Orta alanda Caner’in tempolu oyunu da çok etkiliyordu takımı. Özellikle şahsi dalışlarla Marsilya defansına yüklediği korkularla oyuna hem renk katıyor, hem de attığı gol sayısı ile büyük bir moral yüklüyordu Fenerbahçe’ye.
Gerçi sarı-lacivertli formada Bekir’in özürlü hareketleri ve direklerde eriyen Marsilya’nın gol vuruşları doğal olarak korkularla dolu anlar yaratmaktaydı. Ama sonuçta oynadığınız takım da yıllarca yenemediğiniz Fransa futbolunun temsilcisi Marsilya’ydı sonuçta. Fenerbahçe, ligde oynadığı miskin oyunlar çok ayrı bir özellik ve güzelliklerle süslüyordu önemli yarışmayı. Ancak nereye kadar, tabii ki Alex’in çıktığı ana kadar. Futbol topu bu üstad oyuncunun vücudundan bir uzuv sanki. Attığı paslar, topsuz alandaki duruşu bile bir ince hesaba dayalı. Attığı kafa golüne dikkat ettiniz mi? O topa kafayı kim olsa kaleye vururdu ve top kalecinin ellerinde erirdi Oysa Alex, topu bilerek yere vurdu ve top üst direğe yönlendi ve Marsilya kalecisi de çok şaşırdı bu işe.

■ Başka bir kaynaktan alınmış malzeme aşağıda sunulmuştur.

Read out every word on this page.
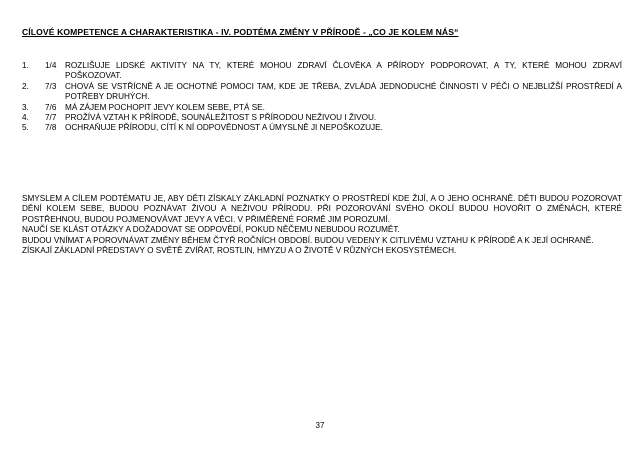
CÍLOVÉ KOMPETENCE A CHARAKTERISTIKA - IV. PODTÉMA ZMĚNY V PŘÍRODĚ - „CO JE KOLEM NÁS“
1.	1/4	ROZLIŠUJE LIDSKÉ AKTIVITY NA TY, KTERÉ MOHOU ZDRAVÍ ČLOVĚKA A PŘÍRODY PODPOROVAT, A TY, KTERÉ MOHOU ZDRAVÍ POŠKOZOVAT.
2.	7/3	CHOVÁ SE VSTŘÍCNĚ A JE OCHOTNÉ POMOCI TAM, KDE JE TŘEBA, ZVLÁDÁ JEDNODUCHÉ ČINNOSTI V PÉČI O NEJBLIŽŠÍ PROSTŘEDÍ A POTŘEBY DRUHÝCH.
3.	7/6	MÁ ZÁJEM POCHOPIT JEVY KOLEM SEBE, PTÁ SE.
4.	7/7	PROŽÍVÁ VZTAH K PŘÍRODĚ, SOUNÁLEŽITOST S PŘÍRODOU NEŽIVOU I ŽIVOU.
5.	7/8	OCHRAŇUJE PŘÍRODU, CÍTÍ K NÍ ODPOVĚDNOST A ÚMYSLNĚ JI NEPOŠKOZUJE.

SMYSLEM A CÍLEM PODTÉMATU JE, ABY DĚTI ZÍSKALY ZÁKLADNÍ POZNATKY O PROSTŘEDÍ KDE ŽIJÍ, A O JEHO OCHRANĚ. DĚTI BUDOU POZOROVAT DĚNÍ KOLEM SEBE, BUDOU POZNÁVAT ŽIVOU A NEŽIVOU PŘÍRODU. PŘI POZOROVÁNÍ SVÉHO OKOLÍ BUDOU HOVOŘIT O ZMĚNÁCH, KTERÉ POSTŘEHNOU, BUDOU POJMENOVÁVAT JEVY A VĚCI. V PŘIMĚŘENÉ FORMĚ JIM POROZUMÍ.

NAUČÍ SE KLÁST OTÁZKY A DOŽADOVAT SE ODPOVĚDÍ, POKUD NĚČEMU NEBUDOU ROZUMĚT.

BUDOU VNÍMAT A POROVNÁVAT ZMĚNY BĚHEM ČTYŘ ROČNÍCH OBDOBÍ. BUDOU VEDENY K CITLIVÉMU VZTAHU K PŘÍRODĚ A K JEJÍ OCHRANĚ.

ZÍSKAJÍ ZÁKLADNÍ PŘEDSTAVY O SVĚTĚ ZVÍŘAT, ROSTLIN, HMYZU A O ŽIVOTĚ V RŮZNÝCH EKOSYSTÉMECH.

37
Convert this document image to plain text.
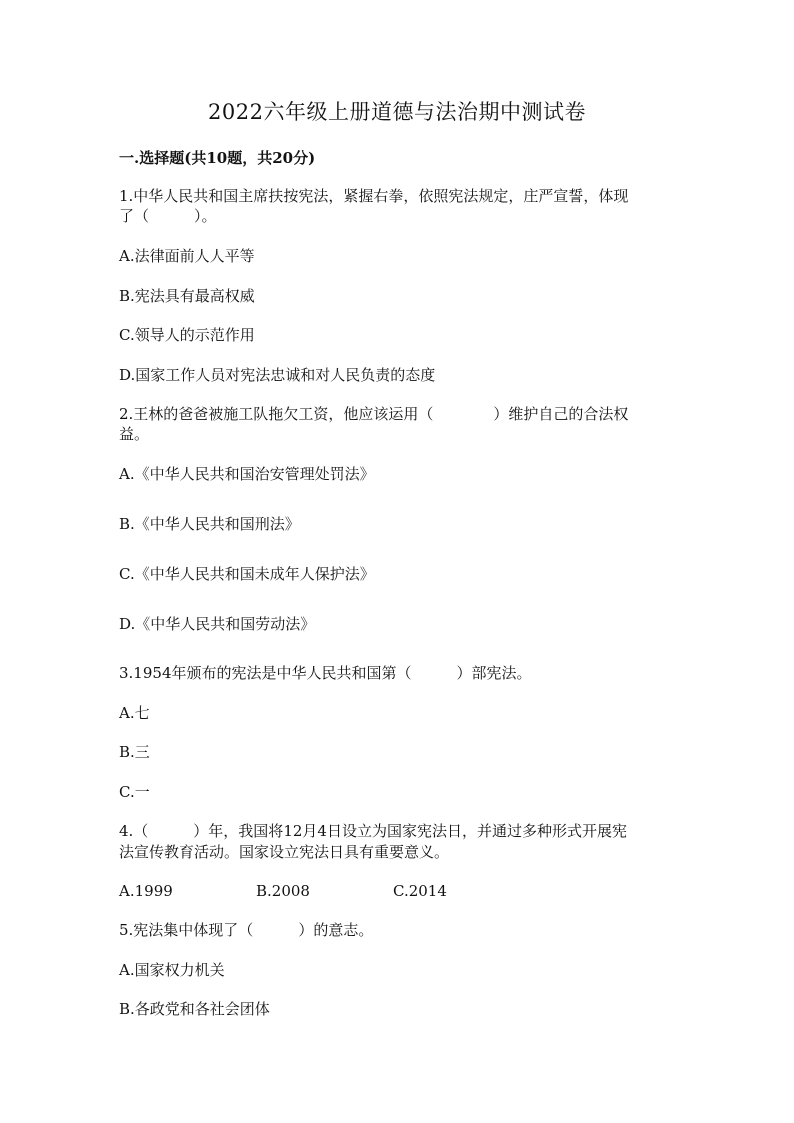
2022六年级上册道德与法治期中测试卷
一.选择题(共10题，共20分)
1.中华人民共和国主席扶按宪法，紧握右拳，依照宪法规定，庄严宣誓，体现
了（　　　）。
A.法律面前人人平等
B.宪法具有最高权威
C.领导人的示范作用
D.国家工作人员对宪法忠诚和对人民负责的态度
2.王林的爸爸被施工队拖欠工资，他应该运用（　　　　）维护自己的合法权
益。
A.《中华人民共和国治安管理处罚法》
B.《中华人民共和国刑法》
C.《中华人民共和国未成年人保护法》
D.《中华人民共和国劳动法》
3.1954年颁布的宪法是中华人民共和国第（　　　）部宪法。
A.七
B.三
C.一
4.（　　　）年，我国将12月4日设立为国家宪法日，并通过多种形式开展宪
法宣传教育活动。国家设立宪法日具有重要意义。
A.1999	B.2008	C.2014
5.宪法集中体现了（　　　）的意志。
A.国家权力机关
B.各政党和各社会团体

Ancaaak. İşte 2-0’dan sonra, yani 70. dakikalarda Aykut Hoca, Alex’i oyundan alıyor ve sarı-lacivertlilerde futbol oyunu duruyordu sanki. Üstadın çıkmasıyla ne orta saha kalıyordu Fenerbahçe’de, ne de Fransız defansının arkasına atılacak uzun toplar göze çarpıyordu. Boşalmış gibi kalan Fenerbahçe’nin bu halini biraz da şaşkınlıkla yakalayan Marsilya fırsatı asla kaçırmıyor ve tam hakimiyet kurarak Fenerbahçe defansını allak bullak ediyorlardı. İyi de ne olmuştu, bir Alex’in çıkmasıyla mı bütün düzen alt üst olmuştu. Bunun cevabını vermek yine Aykut Hoca’ya kalsa gerek. Bu maç ve bu defansif boşalma yıllarca konuşulacak bir konu başlığıdır Fenerbahçe’de.